Variation in EPSPS gene copy number (2–4, 5–6, and ≥ 8 EPSPS gene copies), total glyphosate rate (applied as single or sequential applications), and their interactions had a significant effect on the relative fitness of GR B. scoparia (Table 4). In the presence of glyphosate applied at total rates ≥ 2214 g ae ha−1, GR B. scoparia plants with 2–4 and 5–6 EPSPS gene copies were not fit (both had w = 0; failed to produce offspring) (Table 4). Although four sequential applications of glyphosate (total rate of 3954 g ae ha−1) provided little control (31%) of B. scoparia plants with ≥ 8 EPSPS gene copies, there was a significant reduction in their relative fitness (w = 0.46) compared to their fitness at a single application of 870 or 1265 g ae ha−1 (w = 0.74 and w = 0.73, respectively) (Table 4).
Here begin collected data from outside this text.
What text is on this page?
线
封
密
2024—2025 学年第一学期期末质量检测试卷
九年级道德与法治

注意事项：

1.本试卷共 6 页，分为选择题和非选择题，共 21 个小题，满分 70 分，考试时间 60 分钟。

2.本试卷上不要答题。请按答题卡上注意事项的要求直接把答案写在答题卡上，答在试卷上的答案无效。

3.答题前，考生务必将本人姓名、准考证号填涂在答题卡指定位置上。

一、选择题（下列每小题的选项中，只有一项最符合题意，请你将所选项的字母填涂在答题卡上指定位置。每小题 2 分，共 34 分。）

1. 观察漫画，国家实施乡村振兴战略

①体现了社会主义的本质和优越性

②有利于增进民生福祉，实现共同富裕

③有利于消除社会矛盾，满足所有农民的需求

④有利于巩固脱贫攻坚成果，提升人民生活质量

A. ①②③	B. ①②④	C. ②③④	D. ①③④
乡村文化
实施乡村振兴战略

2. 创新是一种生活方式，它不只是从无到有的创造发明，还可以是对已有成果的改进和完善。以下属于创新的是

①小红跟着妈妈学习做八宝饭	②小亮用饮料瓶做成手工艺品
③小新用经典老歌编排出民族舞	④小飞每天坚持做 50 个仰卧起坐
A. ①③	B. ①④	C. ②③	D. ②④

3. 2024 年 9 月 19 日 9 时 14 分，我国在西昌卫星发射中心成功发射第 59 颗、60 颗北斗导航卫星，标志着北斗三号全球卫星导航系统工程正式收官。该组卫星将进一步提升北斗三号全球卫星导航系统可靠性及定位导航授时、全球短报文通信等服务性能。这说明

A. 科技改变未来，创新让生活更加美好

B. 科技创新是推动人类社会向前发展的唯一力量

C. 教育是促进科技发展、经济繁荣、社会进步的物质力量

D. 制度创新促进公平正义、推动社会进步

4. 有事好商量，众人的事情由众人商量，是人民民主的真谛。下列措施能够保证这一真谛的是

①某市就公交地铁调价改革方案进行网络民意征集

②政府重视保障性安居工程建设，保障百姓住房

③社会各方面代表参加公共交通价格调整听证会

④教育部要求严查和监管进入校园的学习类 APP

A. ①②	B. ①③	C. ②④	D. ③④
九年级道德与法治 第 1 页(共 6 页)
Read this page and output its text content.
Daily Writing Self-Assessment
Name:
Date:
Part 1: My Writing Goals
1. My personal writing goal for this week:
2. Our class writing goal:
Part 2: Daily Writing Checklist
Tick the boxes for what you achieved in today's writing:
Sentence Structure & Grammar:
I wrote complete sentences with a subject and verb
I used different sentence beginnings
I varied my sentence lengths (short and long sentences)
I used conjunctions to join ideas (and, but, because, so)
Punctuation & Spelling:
The results imply that in the presence of glyphosate, GR plants will produce less number of offspring than the most successful genotype (susceptible B. scoparia plants with 1 EPSPS gene copy and a w of 1.0 in the absence of glyphosate). Selection coefficient (s = 1 − w) is the measure of the relative strength of the selection agent acting against a genotype26. The selection coefficient was 1.0 when glyphosate was applied sequentially with a total of at least 2214 g ae ha−1 on GR plants with 2–4 or 5–6 EPSPS gene copies, implying that the magnitude of fitness reduction of GR plants with low to moderate levels of resistance was 100% at those glyphosate rates in the field.
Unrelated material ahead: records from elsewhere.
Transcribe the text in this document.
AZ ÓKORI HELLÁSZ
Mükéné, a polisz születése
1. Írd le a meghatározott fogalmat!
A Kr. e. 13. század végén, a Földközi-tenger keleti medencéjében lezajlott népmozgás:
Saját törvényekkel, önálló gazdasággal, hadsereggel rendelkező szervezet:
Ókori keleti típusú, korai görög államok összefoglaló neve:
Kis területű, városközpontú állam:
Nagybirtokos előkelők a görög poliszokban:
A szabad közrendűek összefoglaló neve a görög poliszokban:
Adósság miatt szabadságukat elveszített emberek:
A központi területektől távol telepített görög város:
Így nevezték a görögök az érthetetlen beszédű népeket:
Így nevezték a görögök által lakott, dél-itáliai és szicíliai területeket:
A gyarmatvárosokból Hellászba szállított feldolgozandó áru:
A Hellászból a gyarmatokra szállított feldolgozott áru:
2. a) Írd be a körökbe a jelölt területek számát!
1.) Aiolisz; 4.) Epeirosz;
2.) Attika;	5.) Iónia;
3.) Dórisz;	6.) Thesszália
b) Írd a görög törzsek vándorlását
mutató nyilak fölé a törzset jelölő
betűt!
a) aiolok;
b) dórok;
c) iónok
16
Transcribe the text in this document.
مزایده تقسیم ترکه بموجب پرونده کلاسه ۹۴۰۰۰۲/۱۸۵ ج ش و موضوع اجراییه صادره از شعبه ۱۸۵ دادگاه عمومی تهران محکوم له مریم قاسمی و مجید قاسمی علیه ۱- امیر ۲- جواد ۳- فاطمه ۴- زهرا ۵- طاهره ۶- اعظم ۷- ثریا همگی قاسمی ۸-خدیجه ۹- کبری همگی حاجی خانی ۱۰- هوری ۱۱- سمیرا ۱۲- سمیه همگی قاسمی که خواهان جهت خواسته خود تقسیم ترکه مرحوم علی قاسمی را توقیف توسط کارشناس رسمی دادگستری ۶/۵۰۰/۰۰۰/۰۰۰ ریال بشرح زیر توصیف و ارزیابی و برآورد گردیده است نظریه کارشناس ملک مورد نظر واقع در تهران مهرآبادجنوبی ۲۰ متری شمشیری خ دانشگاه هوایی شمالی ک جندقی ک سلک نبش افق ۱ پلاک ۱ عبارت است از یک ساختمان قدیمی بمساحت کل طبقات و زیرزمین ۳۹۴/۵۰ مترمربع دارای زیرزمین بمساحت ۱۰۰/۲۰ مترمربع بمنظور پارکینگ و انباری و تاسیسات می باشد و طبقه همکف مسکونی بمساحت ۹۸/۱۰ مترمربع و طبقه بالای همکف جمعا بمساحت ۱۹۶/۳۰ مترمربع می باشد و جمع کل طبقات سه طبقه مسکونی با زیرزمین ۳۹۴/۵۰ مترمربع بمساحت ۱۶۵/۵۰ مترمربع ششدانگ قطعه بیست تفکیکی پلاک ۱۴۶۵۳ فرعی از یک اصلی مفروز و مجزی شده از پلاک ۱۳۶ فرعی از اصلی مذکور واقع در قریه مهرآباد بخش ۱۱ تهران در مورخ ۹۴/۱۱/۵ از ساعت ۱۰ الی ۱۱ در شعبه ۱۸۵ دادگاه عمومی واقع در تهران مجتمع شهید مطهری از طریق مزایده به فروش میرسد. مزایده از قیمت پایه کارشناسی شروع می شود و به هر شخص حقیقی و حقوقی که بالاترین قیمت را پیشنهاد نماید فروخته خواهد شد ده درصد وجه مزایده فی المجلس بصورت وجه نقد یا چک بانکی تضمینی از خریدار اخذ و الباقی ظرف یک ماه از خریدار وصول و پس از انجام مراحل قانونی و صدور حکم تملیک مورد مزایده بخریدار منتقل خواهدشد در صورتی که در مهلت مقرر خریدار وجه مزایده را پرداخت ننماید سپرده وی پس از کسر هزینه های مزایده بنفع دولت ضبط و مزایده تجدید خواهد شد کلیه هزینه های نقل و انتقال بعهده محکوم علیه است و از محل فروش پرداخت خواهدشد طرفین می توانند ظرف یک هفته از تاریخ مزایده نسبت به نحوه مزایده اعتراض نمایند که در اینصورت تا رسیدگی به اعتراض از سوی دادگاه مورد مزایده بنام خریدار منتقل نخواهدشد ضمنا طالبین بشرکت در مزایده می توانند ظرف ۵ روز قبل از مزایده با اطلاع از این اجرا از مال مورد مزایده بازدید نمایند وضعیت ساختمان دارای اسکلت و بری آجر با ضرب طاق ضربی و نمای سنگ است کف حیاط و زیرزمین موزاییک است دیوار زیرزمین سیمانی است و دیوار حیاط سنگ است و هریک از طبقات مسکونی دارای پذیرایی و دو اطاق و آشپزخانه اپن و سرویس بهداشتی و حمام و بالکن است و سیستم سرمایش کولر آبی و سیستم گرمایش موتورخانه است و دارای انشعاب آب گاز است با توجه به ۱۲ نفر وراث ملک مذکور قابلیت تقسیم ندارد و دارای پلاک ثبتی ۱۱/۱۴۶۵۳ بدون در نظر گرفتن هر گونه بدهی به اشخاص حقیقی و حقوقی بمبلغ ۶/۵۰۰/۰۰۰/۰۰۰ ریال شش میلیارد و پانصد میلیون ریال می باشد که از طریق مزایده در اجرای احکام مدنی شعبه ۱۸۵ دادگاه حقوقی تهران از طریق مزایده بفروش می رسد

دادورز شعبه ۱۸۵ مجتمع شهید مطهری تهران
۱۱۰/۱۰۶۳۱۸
Table 4 Relative fitness (w) of glyphosate-resistant (GR) Bassia scoparia plants (2–4, 5–6, ≥ 8 EPSPS gene copies) in the absence and presence of glyphosate (total rate ≥ 870 g ae ha-1 applied as single or sequential applications) in a field study conducted over two years at the Montana State University Southern Agricultural Research Center near Huntley, MT, USA.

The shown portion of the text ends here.